Clickstream Data logs

Multivalued Dimensions An open-ended many-valued attribute can be associated with a dimension row by using a bridge table to associate the many-valued attributes with the dimension. Example: In some financial services companies, the individual customer is identified and associated with each transaction. For example, credit card companies often issue unique card numbers to each cardholder. John and Mary Smith may have a joint credit card account, but the numbers on their respective pieces of plastic are unique. In this case there is no need for an account-to-customer bridge table because the atomic transaction facts are at the discrete customer grain. Account and customer would both be foreign keys in this fact table.

Dimension attributes. Dimension tables are integral companions to a fact table. The dimension tables contain the textual descriptors of the business. In a well-designed dimensional model, dimension tables have many columns or attributes. These attributes describe the rows in the dimension table.

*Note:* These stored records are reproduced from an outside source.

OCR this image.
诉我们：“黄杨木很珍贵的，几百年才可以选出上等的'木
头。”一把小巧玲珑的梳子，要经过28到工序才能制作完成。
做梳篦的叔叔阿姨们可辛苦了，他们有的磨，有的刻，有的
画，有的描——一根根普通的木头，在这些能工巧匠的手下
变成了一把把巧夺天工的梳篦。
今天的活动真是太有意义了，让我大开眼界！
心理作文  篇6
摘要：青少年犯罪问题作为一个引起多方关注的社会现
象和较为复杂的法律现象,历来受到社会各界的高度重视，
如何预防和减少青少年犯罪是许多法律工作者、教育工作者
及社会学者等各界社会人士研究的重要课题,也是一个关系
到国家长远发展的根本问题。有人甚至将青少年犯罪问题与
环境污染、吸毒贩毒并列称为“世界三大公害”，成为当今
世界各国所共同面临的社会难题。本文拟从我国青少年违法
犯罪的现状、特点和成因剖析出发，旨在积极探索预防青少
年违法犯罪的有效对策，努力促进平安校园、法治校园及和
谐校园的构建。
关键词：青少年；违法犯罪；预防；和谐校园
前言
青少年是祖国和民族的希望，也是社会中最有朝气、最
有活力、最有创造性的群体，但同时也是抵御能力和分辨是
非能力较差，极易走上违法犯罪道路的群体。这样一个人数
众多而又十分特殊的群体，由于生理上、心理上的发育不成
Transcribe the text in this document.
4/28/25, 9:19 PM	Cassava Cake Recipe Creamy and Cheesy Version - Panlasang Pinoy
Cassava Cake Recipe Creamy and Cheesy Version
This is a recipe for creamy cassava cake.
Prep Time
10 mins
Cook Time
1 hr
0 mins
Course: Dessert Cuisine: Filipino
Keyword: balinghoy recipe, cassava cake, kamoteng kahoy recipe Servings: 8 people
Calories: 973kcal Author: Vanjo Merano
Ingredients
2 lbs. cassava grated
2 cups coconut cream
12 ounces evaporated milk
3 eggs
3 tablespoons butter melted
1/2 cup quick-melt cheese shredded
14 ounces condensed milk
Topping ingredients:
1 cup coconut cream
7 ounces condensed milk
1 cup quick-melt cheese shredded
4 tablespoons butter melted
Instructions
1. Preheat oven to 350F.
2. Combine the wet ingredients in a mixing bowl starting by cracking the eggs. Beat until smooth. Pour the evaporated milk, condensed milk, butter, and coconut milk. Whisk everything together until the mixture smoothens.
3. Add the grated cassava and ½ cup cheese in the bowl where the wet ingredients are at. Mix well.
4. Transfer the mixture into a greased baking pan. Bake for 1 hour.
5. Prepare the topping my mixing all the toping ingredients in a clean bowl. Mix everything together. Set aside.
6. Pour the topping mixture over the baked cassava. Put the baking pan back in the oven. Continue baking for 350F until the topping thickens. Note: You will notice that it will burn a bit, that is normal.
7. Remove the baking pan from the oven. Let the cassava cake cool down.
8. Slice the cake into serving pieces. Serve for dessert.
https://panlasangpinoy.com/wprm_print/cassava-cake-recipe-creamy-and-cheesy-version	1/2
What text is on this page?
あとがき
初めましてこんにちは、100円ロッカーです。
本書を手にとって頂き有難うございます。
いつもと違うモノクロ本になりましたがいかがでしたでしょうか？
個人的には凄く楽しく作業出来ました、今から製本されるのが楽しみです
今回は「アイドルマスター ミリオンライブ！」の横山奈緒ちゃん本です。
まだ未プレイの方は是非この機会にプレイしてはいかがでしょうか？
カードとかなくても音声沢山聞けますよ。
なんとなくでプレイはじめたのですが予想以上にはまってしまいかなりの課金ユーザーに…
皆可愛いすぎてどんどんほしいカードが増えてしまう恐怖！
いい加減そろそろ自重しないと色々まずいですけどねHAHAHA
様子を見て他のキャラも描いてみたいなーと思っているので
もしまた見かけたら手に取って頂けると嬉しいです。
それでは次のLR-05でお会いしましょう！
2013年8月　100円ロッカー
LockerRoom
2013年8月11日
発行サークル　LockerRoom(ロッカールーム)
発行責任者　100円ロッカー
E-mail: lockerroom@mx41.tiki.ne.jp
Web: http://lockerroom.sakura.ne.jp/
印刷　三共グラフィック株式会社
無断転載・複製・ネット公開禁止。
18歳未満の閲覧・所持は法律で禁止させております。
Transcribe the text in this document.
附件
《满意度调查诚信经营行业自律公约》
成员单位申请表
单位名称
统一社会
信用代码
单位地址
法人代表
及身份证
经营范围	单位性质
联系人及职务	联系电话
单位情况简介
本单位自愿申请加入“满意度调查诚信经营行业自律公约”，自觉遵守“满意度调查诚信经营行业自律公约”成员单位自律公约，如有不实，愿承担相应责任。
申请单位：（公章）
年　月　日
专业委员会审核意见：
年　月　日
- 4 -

Dimension attributes serve as the primary source of query constraints, groupings, and report labels. In a query or report request, attributes are identified as the by words. For example, when a user states that he or she wants to see dollar sales by week by brand, week and brand must be available as dimension attributes. Dimension table attributes play a vital role in the data warehouse. Since they are the source of virtually all interesting constraints and report labels, they are key to making the data warehouse usable and understandable. The data warehouse is only as good as the dimension attributes. The power of the data warehouse is directly proportional to the quality and depth of the dimension attributes.